3. De beoordeling van het verzoek
3.1 Uitgangspunt bij de beoordeling van het onderhavige derde wrakingsverzoek is het bepaalde in artikel 8:16 lid 4 van de Algemene wet bestuursrecht (Awb), inhoudende dat een volgend verzoek om wraking van dezelfde rechter niet in behandeling wordt genomen, tenzij feiten of omstandigheden worden voorgedragen die pas na het eerdere verzoek aan verzoeker bekend zijn geworden.
3.2 De door verzoekers aan hun wrakingsverzoek ten grondslag gelegde feiten zijn volgens hen alle in de eerste wrakingsprocedure ingebracht. De eerste wrakingskamer heeft volgens verzoekers echter verzuimd op die feiten een beslissing te nemen, om welke reden op grond van diezelfde feiten opnieuw de wraking van de rechter wordt verzocht. Dat de eerste wrakingskamer heeft verzuimd op de door verzoekers aangevoerde gronden te beslissen, kan naar het oordeel van de wrakingskamer niet worden aangemerkt als een "feit of omstandigheid die pas na het eerdere wrakingsverzoek aan verzoekers bekend is geworden" (art. 8:16 lid 4 Awb).
Aldus beschouwd is sprake van een verkapt appel tegen de beslissing van de wrakingskamer van 11 maart 2011, waarvoor de wettelijke grondslag ontbreekt.
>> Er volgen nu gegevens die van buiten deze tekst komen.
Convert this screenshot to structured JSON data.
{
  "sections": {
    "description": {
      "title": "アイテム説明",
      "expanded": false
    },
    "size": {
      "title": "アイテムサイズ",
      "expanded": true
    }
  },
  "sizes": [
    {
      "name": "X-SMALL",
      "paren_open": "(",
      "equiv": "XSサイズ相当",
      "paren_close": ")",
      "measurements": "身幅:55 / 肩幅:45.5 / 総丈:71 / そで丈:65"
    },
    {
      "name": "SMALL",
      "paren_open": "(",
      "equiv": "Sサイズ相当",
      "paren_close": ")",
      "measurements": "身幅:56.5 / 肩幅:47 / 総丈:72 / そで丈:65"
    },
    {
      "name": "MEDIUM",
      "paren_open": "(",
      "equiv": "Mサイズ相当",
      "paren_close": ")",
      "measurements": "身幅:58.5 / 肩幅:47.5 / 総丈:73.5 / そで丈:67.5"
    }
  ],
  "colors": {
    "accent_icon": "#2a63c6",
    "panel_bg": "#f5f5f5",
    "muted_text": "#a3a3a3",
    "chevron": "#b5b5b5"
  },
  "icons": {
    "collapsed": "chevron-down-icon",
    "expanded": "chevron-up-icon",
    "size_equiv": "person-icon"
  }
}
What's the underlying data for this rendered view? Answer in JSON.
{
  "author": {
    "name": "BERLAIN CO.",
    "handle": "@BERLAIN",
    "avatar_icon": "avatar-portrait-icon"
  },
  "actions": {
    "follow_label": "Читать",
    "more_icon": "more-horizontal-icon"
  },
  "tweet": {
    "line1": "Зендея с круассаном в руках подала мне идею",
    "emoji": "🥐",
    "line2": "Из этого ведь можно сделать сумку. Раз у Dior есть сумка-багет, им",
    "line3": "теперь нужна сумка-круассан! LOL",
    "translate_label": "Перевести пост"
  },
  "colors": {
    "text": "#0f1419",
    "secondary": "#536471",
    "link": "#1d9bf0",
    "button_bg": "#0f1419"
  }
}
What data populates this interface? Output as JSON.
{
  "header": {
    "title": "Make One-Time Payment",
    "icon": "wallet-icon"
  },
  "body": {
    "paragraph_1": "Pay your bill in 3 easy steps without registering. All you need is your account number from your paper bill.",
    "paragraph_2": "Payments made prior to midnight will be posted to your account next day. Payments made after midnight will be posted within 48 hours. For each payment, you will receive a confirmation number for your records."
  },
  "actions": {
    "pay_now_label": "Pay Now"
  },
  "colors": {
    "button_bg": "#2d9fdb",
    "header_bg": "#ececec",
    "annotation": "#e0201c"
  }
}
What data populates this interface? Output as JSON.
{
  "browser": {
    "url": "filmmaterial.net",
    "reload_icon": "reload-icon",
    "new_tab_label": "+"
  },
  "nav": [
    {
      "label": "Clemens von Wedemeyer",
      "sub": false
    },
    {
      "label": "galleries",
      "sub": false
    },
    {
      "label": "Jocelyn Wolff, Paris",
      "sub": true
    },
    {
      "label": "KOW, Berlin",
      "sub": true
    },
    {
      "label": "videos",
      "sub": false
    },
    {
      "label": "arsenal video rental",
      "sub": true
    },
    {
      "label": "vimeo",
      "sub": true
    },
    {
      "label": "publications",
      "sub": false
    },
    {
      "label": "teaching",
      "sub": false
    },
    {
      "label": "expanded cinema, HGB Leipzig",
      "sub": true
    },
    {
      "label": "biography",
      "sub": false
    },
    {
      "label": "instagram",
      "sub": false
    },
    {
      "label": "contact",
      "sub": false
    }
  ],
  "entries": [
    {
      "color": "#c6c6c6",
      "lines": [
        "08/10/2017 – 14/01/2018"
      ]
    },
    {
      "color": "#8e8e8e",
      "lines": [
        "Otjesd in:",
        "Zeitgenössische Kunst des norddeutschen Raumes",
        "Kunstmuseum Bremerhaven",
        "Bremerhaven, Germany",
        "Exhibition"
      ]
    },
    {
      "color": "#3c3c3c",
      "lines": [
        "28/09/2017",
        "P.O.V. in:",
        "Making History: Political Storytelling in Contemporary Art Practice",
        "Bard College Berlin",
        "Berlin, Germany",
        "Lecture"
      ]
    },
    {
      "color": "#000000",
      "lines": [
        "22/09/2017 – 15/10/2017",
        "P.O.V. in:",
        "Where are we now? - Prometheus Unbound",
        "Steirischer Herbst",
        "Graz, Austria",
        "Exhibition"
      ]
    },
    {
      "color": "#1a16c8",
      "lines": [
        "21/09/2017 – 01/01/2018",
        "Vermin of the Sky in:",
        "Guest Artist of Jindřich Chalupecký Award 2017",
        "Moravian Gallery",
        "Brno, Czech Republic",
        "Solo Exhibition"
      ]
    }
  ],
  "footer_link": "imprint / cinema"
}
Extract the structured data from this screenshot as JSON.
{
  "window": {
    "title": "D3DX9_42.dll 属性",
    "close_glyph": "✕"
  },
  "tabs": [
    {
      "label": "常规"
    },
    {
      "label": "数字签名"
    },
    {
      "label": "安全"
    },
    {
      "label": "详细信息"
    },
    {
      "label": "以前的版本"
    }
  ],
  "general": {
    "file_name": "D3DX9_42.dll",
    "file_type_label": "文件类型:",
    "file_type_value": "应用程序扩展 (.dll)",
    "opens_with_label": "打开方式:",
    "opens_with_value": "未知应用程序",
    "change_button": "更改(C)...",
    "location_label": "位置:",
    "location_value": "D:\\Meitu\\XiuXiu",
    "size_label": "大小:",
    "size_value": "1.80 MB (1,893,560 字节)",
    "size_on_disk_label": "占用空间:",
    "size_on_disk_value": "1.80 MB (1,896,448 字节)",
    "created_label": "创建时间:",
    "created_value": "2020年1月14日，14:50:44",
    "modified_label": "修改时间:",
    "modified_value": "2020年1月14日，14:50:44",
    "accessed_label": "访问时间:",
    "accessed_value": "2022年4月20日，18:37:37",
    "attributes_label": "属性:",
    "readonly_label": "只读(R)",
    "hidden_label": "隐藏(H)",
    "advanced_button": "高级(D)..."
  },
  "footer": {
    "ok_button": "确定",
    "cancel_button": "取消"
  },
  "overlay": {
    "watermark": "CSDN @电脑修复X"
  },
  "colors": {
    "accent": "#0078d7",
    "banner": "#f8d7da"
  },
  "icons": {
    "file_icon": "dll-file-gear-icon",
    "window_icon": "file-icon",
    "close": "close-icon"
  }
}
3.3 Verzoekers kunnen daarom in het door hen ingediende verzoek niet worden ontvangen. Het bepaalde in artikel 8:18 lid 2 Awb wordt buiten toepassing gelaten. Het in deze bepaling als vanzelfsprekend opgenomen recht op hoor en wederhoor is door de wetgever beschouwd als een debat over de gegrondheid van het verzoek. Aan dat onderzoek komt de rechtbank niet toe omdat het verzoek niet-ontvankelijk wordt verklaard.
4. Gelet op hetgeen hiervoor is overwogen zijn er termen te bepalen dat verdere wrakingsverzoeken van verzoekers, voor zover die verzoeken zich richten tot de rechter, niet in behandeling zullen worden genomen. Het wraken van de rechter dient te worden beschouwd als misbruik in de zin van art. 8:18 lid 4 Awb.
5. Op grond van het voorgaande wordt beslist als volgt.
BESLISSING
De rechtbank:
- verklaart verzoekers in hun verzoek niet-ontvankelijk;
- bepaalt dat een volgend verzoek van verzoekers of één van hen tot wraking van de rechter niet in behandeling zal worden genomen.
Aldus gegeven door mrs. J.A.J. Peeters, N.C.H.. Blankevoort en C.M. Berkhout, leden van de wrakingskamer en uitgesproken ter openbare terechtzitting van 17 juni 2011 in tegenwoordigheid van de griffier.
Tegen deze beslissing staat op grond van het bepaalde in artikel 8:18, vijfde lid, Awb, geen rechtsmiddel open.